The poor old man, more tried and troubled than a lucky labourer, wretched in his wealth, worse hampered by his rank and placement, sat upon a high oak chair—for now he feared to lean his head back—and prayed for some one to help him. Oh, for any one who loved him; oh, for any sight of God, whom in his pride he had forgotten! Eoa was a darling, his only comfort now; but what could such a girl do? Who was she to meet the world? And the son he had used so shamefully. Good God, his only son! And now he knew, with some strange knowledge, loose, and wide, and wandering, that his son was innocent after all, and lost to him for ever, through his own vile cruelty. And now they meant to prove him mad—what use to disguise it?—him who once had the clearest head, chairman of the Quarter Sessions——

Here he broke down, and lay back, with his white hair poured against the carved black oak of the chair, and his wasted hands flung downward, only praying God to help him, anyhow to help him.
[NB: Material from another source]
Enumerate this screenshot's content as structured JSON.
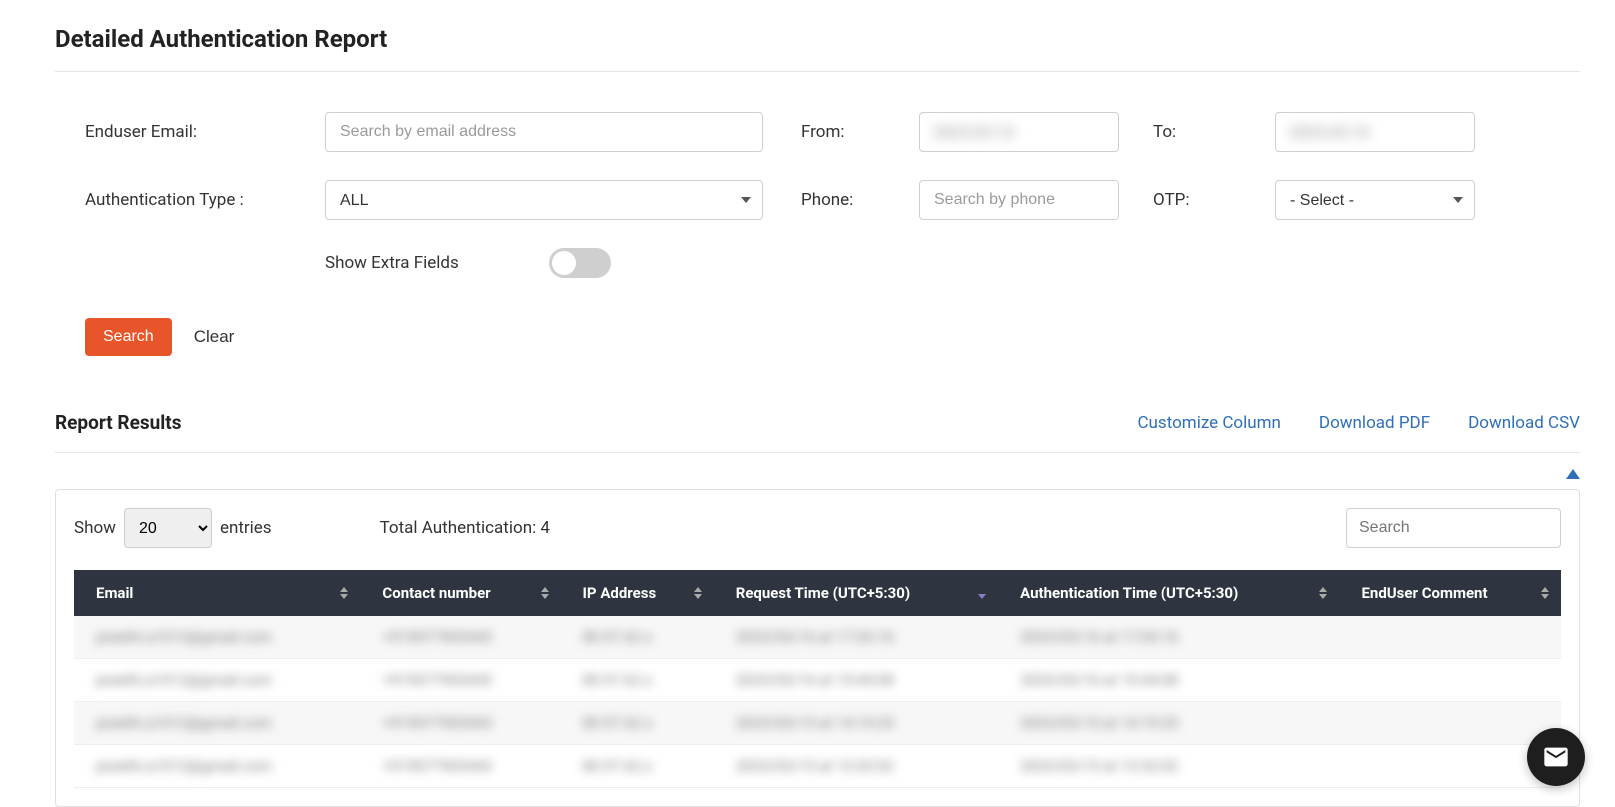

Then John Rosedew came in softly, half ashamed of himself, half nervous lest he were presuming, overdrawing the chords of youth, the bond of the days when they went about with arm round the neck of each other. In his heart was pity, very deep and holy; and yet, of all that filled his eyes, the very last to show itself.

Over against the ancient friend, the loved one of his boyhood, he stopped and sadly gazed a moment, and then drew back with a shock and sorrow, as of death brought nearer. At the sound, Sir Cradock Nowell lifted his weary eyes and sighed; and then he looked intently; and then he knew the honest face, the smile, the gentle forehead. Quietly he arose, with colour flowing over his pallid cheeks, and in his eyes strong welcome, and ready with his lips to speak, yet in his heart unable. Thereupon he held the chair, and bowed with the deepest reverence, such as king or queen receives not till a life has earned it. Even the hand which he was raising he let fall again, drawn back by a bitter memory, and a nervous shame.

But his friend of olden time would not have him so disgraced, wanted no repentance. With years of kindness in his eyes and the history of friendship, he came, without a bow, and took the hand that now was shy of him.

“Cradock, oh, I am so glad.”

“John, thank God for this, John!”

Then they turned to other subjects, with a sort of nervousness—the one for fear of presuming on pardon, the other for fear of offering it. Only both knew, once for all, that nothing more could come between them till the hour of death.

The rector accepted once again his well–beloved home and cares, for the vacancy had not been filled, only Mr. Pell had lived a short time at the Rectory. The joy of all the parish equalled, if not transcended, that of parson and of patron.

And, over and above the ease of conscience, and the sense of comfort, it was a truly happy thing for poor Sir Cradock Nowell, when the loss of the Taprobane could no longer be concealed from him, that now he had the proven friend to fall back upon once more. He had spent whole days in writing letters—humble, loving, imploring letters to the son in unknown latitudes—directing them as fancy took him to the Cape, to Port Natal, Mozambique, or even Bombay (in case of stress of weather), Point de Galle, Colombo, &c. &c., in all cases to be called for, and invariably marked “urgent.” Then from this labour of love he awoke to a vague form of conviction that his letters ought to have been addressed to the bottom of the sea.